My name is Rourke. I’m a 23 year old living in Perth, Western Australia. Since the age of 16 there has always been something “not quite right” with my health.
I experienced nausea, fatigue and abdominal pain every day. My periods were excruciating and occurred whenever they felt like it, and overstayed their welcome. I visited countless GP’s and was diagnosed with Irritable Bowel Syndrome (IBS) after a colonoscopy and endoscopy. I tried special diets and medications to minimise my symptoms with no relief. I knew deep down there was something more going on but I struggled to get any answers from doctors.
I was passed from specialist to specialist. I had invasive testing done which didn’t show anything and I was eventually told that I was depressed, referred to a psychiatrist who placed me on medication, and it was all in my head. I began to believe this diagnosis and tried to do the best that I could with my health. After a few years on medication and feeling worse than ever I chose to see yet another GP. He told me I could have a disease called Endometriosis and referred me to a gynaecologist. After seven years of searching for answers I was finally diagnosed with endometriosis in June 2015 via a laparoscopy. It was amazing to have a true diagnosis but unfortunately the symptoms returned within weeks and I was placed on the pill to no avail.
It was recommended that I have another laparoscopy to get an idea of what was happening, which I did in February 2016. I was discharged and five days later returned to my job in admin. At home the next day I suddenly experienced strong abdominal pain. I was home alone so I called my mum who immediately suggested I go to the hospital. CT scan results showed that my rectum had perforated and I was showing signs of sepsis infection; I needed surgery. It was midnight and my family had gone home, so I was all alone. I was told there was a possibility of getting “a bag” but if we didn’t go to surgery immediately I would be in real trouble. I consented to the surgery as the pain was excruciating and I was desperate for relief.
After surgery I was placed in critical care as my heart wasn’t too happy. I can’t remember the moment I realised I had a bag, I think I just knew. There are different types of ostomies, with the most common being an ileostomy (of the small bowel), a colostomy (of the large bowel) and a urostomy (of the urinary system). I didn’t want to look at my stomach for days as I was terrified of what I might see. The first time I looked I was pleasantly surprised; it was nowhere near as scary as I’d imagined.
The bag covered my colostomy, I had a drain inserted into the right side of my abdomen and around thirty staples holding my wound together as I had a laparotomy.

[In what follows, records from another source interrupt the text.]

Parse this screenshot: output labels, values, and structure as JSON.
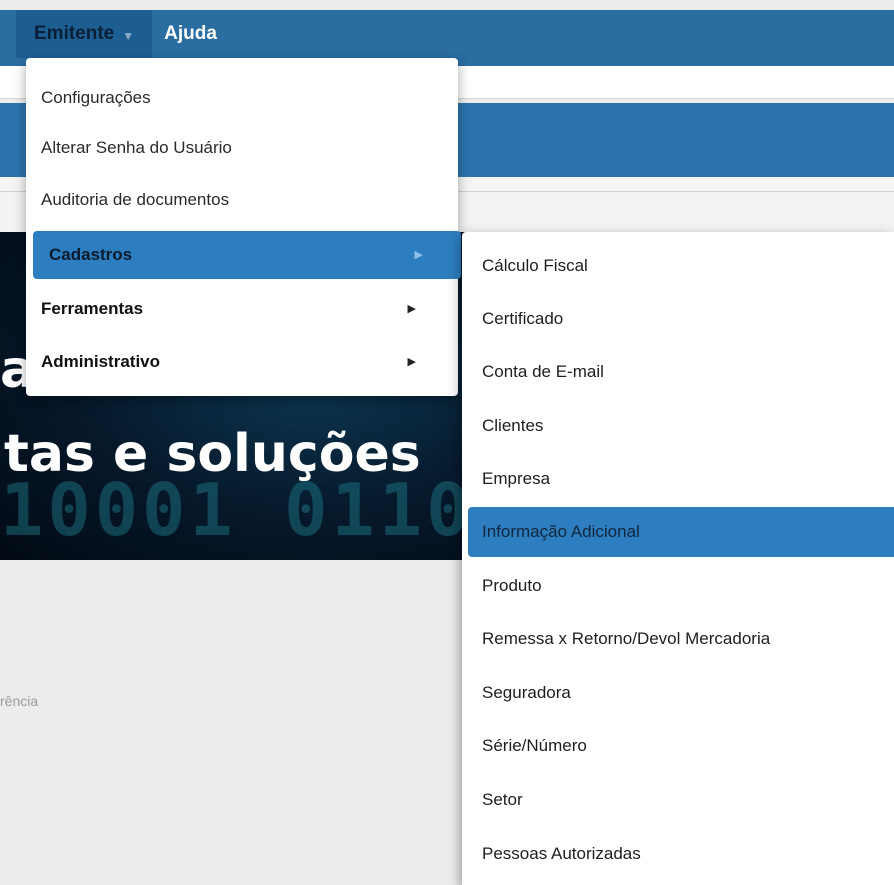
{
  "nav": {
    "emitente_label": "Emitente",
    "ajuda_label": "Ajuda"
  },
  "dropdown": {
    "items": [
      {
        "label": "Configurações"
      },
      {
        "label": "Alterar Senha do Usuário"
      },
      {
        "label": "Auditoria de documentos"
      },
      {
        "label": "Cadastros"
      },
      {
        "label": "Ferramentas"
      },
      {
        "label": "Administrativo"
      }
    ]
  },
  "submenu": {
    "items": [
      {
        "label": "Cálculo Fiscal"
      },
      {
        "label": "Certificado"
      },
      {
        "label": "Conta de E-mail"
      },
      {
        "label": "Clientes"
      },
      {
        "label": "Empresa"
      },
      {
        "label": "Informação Adicional"
      },
      {
        "label": "Produto"
      },
      {
        "label": "Remessa x Retorno/Devol Mercadoria"
      },
      {
        "label": "Seguradora"
      },
      {
        "label": "Série/Número"
      },
      {
        "label": "Setor"
      },
      {
        "label": "Pessoas Autorizadas"
      }
    ]
  },
  "banner": {
    "partial_letter": "a",
    "slogan": "tas e soluções",
    "digits": "10001 0110"
  },
  "page": {
    "fragment_text": "rência"
  },
  "colors": {
    "nav_bar": "#2a6da1",
    "highlight": "#2d7ec0"
  }
}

I experienced the Stomal Therapy Nurse changing my bag for the first time when my bowels decided to work and I shat all over the nurse – talk about bonding. My time in hospital is a bit of a blur. I think you just do what you have to do to get by; in my case that was to make a lot of jokes and fill the silence with laughter.

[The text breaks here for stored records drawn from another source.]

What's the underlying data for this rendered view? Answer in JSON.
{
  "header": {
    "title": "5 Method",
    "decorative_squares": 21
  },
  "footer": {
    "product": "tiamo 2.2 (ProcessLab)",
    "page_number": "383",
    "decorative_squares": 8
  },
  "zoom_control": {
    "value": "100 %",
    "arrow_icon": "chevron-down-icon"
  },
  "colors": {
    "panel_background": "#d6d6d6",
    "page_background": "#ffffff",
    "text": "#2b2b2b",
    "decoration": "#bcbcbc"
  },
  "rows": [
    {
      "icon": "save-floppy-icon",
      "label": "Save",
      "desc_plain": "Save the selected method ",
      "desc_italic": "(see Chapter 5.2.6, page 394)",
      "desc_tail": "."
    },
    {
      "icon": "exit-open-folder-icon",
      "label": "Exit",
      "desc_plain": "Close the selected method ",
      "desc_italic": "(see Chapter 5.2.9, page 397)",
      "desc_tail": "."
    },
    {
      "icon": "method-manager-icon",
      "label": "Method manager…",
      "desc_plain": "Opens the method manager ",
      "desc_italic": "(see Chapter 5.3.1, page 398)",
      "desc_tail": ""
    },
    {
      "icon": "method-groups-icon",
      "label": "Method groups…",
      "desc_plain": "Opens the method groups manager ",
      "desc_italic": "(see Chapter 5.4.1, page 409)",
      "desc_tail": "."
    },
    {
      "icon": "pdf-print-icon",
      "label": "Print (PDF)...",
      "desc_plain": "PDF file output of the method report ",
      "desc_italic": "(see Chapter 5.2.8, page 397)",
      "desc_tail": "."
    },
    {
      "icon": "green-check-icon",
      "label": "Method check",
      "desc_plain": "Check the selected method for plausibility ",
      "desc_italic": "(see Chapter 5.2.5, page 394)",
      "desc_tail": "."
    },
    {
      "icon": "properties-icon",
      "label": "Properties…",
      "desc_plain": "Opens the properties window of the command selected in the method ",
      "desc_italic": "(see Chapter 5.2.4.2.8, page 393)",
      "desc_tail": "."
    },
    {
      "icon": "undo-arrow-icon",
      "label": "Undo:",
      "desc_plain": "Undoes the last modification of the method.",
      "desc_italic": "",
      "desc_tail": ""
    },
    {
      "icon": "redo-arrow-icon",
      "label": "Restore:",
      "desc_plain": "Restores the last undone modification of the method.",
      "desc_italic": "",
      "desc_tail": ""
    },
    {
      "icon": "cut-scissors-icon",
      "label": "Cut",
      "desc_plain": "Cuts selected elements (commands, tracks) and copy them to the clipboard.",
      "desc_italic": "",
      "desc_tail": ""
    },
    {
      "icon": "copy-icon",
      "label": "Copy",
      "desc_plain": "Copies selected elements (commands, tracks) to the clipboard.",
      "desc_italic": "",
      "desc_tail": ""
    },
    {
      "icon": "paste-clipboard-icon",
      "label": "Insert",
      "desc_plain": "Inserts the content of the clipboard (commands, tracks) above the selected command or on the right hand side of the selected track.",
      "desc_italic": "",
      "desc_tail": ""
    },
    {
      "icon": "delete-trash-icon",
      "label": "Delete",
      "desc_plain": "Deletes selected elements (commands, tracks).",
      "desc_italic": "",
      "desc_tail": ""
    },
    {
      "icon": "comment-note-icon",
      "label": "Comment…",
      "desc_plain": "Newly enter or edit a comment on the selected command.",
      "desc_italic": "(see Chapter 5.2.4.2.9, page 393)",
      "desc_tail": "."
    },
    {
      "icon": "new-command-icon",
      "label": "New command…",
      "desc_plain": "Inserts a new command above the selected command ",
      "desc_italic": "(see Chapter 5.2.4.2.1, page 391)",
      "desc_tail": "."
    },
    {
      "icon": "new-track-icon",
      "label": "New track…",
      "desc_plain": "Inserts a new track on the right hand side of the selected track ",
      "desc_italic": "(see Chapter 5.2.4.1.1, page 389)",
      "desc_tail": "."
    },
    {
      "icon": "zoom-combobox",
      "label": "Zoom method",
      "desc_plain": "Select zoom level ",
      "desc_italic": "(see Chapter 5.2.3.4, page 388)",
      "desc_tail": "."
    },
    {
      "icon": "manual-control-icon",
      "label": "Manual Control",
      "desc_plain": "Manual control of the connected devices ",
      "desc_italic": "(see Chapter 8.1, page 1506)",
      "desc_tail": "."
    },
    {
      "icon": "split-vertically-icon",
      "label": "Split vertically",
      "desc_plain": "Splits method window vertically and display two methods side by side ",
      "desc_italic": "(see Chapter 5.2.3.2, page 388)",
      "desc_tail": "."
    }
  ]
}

It is tough, I won’t lie. It really hit me when I left the hospital five weeks later and was truly alone for the first time. Each day I would fight the overwhelming urge to cry, then one day I stopped fighting. I think I cried wholeheartedly nearly all day every day for at least a week. It was exhausting. Afterwards I felt a whole new level of strength. I felt like I could do this. Yes, it sucks, but I could do it.

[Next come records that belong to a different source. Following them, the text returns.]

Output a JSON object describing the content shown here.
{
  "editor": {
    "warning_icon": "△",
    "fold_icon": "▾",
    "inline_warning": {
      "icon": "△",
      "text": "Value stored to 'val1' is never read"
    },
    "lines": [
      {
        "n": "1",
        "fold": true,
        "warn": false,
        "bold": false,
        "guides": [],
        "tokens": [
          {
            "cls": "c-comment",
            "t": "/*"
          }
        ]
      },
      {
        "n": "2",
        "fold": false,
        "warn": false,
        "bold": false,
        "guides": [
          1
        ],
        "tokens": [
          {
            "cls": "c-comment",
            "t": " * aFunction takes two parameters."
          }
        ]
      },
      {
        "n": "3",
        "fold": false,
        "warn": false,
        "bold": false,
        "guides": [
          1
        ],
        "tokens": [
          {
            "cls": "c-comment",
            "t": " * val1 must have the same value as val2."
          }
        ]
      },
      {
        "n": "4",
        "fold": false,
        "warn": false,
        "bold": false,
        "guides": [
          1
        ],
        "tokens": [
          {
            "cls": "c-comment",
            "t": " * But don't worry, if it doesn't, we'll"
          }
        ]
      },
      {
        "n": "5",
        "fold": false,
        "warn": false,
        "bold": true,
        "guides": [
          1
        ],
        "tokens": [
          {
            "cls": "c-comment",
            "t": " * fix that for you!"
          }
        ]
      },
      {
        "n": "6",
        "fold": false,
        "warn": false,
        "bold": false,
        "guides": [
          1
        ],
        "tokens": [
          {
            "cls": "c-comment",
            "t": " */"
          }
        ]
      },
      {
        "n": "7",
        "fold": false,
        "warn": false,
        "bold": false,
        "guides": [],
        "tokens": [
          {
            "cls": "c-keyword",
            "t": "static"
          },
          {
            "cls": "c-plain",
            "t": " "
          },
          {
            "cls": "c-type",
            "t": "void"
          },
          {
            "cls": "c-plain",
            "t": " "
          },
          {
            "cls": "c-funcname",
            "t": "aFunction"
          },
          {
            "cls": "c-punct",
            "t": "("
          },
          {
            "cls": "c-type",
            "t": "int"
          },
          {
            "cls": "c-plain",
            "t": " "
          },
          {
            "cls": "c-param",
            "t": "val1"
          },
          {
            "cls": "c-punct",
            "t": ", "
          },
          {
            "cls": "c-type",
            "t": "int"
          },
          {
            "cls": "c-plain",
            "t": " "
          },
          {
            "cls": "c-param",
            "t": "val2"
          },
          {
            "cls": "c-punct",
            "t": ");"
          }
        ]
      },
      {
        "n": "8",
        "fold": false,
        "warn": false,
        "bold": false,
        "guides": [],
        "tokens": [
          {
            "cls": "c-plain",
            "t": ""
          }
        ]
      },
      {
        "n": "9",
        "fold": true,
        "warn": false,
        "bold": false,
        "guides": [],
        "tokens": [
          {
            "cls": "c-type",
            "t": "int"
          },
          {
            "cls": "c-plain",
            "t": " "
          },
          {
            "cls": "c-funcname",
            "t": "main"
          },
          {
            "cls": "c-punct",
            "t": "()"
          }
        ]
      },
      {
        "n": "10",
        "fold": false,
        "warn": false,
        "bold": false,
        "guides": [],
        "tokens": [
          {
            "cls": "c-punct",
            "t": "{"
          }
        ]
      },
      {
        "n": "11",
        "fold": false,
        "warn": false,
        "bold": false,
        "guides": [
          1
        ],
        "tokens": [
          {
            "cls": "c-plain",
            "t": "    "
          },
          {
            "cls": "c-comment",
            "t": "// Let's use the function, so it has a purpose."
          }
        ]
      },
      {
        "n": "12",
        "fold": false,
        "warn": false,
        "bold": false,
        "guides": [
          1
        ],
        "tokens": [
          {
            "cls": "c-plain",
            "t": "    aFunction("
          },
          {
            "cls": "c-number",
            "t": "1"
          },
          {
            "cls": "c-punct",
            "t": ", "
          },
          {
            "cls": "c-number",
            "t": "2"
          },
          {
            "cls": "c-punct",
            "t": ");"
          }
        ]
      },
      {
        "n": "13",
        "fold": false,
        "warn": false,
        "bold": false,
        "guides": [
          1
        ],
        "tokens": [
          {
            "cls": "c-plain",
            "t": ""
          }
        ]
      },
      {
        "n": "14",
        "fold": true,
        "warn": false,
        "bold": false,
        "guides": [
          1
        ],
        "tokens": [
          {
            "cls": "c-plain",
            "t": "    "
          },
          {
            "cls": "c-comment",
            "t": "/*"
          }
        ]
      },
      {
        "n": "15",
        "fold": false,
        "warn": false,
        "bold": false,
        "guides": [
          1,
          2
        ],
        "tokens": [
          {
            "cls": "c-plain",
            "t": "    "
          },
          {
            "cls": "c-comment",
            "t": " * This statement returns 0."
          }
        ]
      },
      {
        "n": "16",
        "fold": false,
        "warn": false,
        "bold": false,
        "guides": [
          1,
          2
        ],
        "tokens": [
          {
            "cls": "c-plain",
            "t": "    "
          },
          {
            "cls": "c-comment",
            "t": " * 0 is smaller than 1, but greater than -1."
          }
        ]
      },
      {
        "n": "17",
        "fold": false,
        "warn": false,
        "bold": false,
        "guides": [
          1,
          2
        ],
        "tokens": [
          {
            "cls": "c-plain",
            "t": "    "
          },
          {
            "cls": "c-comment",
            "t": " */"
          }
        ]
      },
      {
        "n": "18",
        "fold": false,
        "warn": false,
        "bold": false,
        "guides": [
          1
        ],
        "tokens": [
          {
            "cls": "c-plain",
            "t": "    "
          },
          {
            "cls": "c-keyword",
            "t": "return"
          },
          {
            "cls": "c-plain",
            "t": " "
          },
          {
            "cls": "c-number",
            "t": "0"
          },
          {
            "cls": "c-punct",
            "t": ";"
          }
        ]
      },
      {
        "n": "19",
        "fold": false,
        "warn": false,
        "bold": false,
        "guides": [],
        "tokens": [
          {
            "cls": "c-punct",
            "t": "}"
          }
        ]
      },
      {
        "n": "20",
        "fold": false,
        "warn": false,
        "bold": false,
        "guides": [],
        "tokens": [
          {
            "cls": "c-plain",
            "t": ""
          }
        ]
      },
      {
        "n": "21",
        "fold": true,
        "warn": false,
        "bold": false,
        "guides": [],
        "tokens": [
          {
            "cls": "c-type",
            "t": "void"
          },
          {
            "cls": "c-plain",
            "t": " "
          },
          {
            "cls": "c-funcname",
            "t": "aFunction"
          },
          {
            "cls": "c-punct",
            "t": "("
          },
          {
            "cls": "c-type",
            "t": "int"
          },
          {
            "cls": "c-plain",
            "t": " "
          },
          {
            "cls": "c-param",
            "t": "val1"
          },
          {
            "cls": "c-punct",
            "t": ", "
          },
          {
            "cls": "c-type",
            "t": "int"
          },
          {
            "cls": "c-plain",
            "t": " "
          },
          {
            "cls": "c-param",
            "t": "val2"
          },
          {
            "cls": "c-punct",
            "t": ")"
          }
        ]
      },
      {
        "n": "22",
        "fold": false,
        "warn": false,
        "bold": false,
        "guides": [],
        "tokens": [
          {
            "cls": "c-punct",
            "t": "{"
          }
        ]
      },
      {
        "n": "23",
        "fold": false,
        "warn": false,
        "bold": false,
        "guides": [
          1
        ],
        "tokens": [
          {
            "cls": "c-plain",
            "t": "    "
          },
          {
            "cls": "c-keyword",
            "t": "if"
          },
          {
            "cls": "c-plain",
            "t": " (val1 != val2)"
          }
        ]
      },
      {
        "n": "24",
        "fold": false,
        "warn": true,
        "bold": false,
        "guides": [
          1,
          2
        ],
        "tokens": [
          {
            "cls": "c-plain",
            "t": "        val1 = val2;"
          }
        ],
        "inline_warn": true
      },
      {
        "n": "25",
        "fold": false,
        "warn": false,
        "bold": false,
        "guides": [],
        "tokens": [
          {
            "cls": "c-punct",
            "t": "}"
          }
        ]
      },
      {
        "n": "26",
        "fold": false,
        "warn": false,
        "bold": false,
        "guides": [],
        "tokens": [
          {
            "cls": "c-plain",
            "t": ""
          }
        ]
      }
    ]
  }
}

I’m very lucky that a reversal is on the cards for my ostomy. The plan is to undergo a major surgery to reconnect the perforated tissue and to form an ileostomy. That should allow the scar tissue to heal and then eventually the ileostomy can be reversed too. I’ve been told that what happened to me was rare. My bowel wasn’t perforated byendometriosis, I was just unlucky. Unfortunately my Endometriosis symptoms feel as though they have been aggravated by the complication and I’m now looking into healing myself holistically rather than surgically.
To others who are worried, my advice is to stay positive. I can remember being told that Ostomates (people with ostomies) live normal lives and thinking that would never be me. Guess what? Here I am. Living, breathing and wondering what to wear on the weekend just like a regular person. I’ve found a lot of strength from other Ostomates, my family and my partner and I’ve learnt that crying can allow for a huge release of emotion, which can help to reveal inner strength. I am lucky in more ways than one and make time to give gratitude to that each and every day.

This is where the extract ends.